An oarfish washed ashore in Oceanside on Friday, and a few days earlier, one turned up off Catalina.
The oarfish, the likely source of sea serpent myths throughout the ages, is a subject of superstition in Japan.
According to traditional Japanese lore, the oarfish surface and beach themselves to send a sign of an impending earthquake.
"I don't discredit or disrespect the Japanese theory at all," said Abbott. "The science and study just isn't there. There's a big difference between suggesting something like that and proving it. What did an animal sense that maybe we didn't that told them about a coming event?"
The UK's Telegraph newspaper reported that after the big earthquakes in March of 2010 in Haiti and Taiwan that 10 oarfish washed up in Japan. The problem is the big earthquake in Japan did not happen until exactly a year later in March of 2011.

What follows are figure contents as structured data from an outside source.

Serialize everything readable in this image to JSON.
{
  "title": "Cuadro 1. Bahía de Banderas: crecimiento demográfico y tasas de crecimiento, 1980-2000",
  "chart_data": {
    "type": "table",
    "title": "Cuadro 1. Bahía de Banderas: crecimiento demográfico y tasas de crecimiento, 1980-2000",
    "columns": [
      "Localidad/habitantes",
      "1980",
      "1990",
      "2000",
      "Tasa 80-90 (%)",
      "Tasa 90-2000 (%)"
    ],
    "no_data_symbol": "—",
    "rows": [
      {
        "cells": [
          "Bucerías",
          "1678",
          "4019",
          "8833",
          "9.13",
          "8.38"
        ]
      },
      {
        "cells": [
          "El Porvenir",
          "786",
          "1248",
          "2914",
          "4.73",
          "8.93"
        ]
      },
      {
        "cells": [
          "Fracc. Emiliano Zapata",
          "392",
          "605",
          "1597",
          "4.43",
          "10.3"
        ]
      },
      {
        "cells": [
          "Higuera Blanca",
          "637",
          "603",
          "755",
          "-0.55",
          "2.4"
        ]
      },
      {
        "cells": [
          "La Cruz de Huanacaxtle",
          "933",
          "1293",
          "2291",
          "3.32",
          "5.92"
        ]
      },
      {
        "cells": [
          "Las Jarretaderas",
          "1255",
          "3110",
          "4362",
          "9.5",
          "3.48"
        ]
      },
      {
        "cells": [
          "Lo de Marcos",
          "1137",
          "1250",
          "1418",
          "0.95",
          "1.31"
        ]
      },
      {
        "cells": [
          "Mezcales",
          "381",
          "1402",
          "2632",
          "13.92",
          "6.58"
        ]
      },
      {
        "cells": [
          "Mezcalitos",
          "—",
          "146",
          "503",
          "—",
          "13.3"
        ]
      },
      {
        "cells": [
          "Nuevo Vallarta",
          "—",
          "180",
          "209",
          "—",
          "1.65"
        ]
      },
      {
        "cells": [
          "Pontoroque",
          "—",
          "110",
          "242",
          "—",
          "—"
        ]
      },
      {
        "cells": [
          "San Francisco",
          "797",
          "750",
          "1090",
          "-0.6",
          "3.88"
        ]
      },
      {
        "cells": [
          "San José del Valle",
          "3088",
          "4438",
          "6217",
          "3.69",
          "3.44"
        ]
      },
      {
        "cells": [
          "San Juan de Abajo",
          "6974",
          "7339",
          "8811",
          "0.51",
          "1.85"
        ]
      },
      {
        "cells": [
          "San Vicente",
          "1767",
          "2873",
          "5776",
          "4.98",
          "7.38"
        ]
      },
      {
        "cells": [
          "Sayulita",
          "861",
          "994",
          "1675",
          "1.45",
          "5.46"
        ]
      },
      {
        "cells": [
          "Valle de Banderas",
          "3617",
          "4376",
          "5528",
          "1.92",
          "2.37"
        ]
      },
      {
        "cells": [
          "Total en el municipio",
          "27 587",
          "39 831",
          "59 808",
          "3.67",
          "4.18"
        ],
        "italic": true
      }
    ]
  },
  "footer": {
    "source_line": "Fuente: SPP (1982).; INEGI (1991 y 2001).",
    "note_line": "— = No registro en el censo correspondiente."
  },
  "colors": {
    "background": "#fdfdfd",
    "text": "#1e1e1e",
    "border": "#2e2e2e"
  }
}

However, there is no scientific proof or theories that bottom-dwelling fish may be susceptible to movement in seismic fault lines.
"Reports on other animals sensing earthquakes before they happened have been done, that elephants sensed something and went uphill in Indonesia and India and other countries before a quake, you think really? And that is why studying their behavior needs to be done," said Abbott.
The appearance of the fish off Catalina and Oceanside has scientists wondering why and trying to figure it out. For now, there are more questions than answers.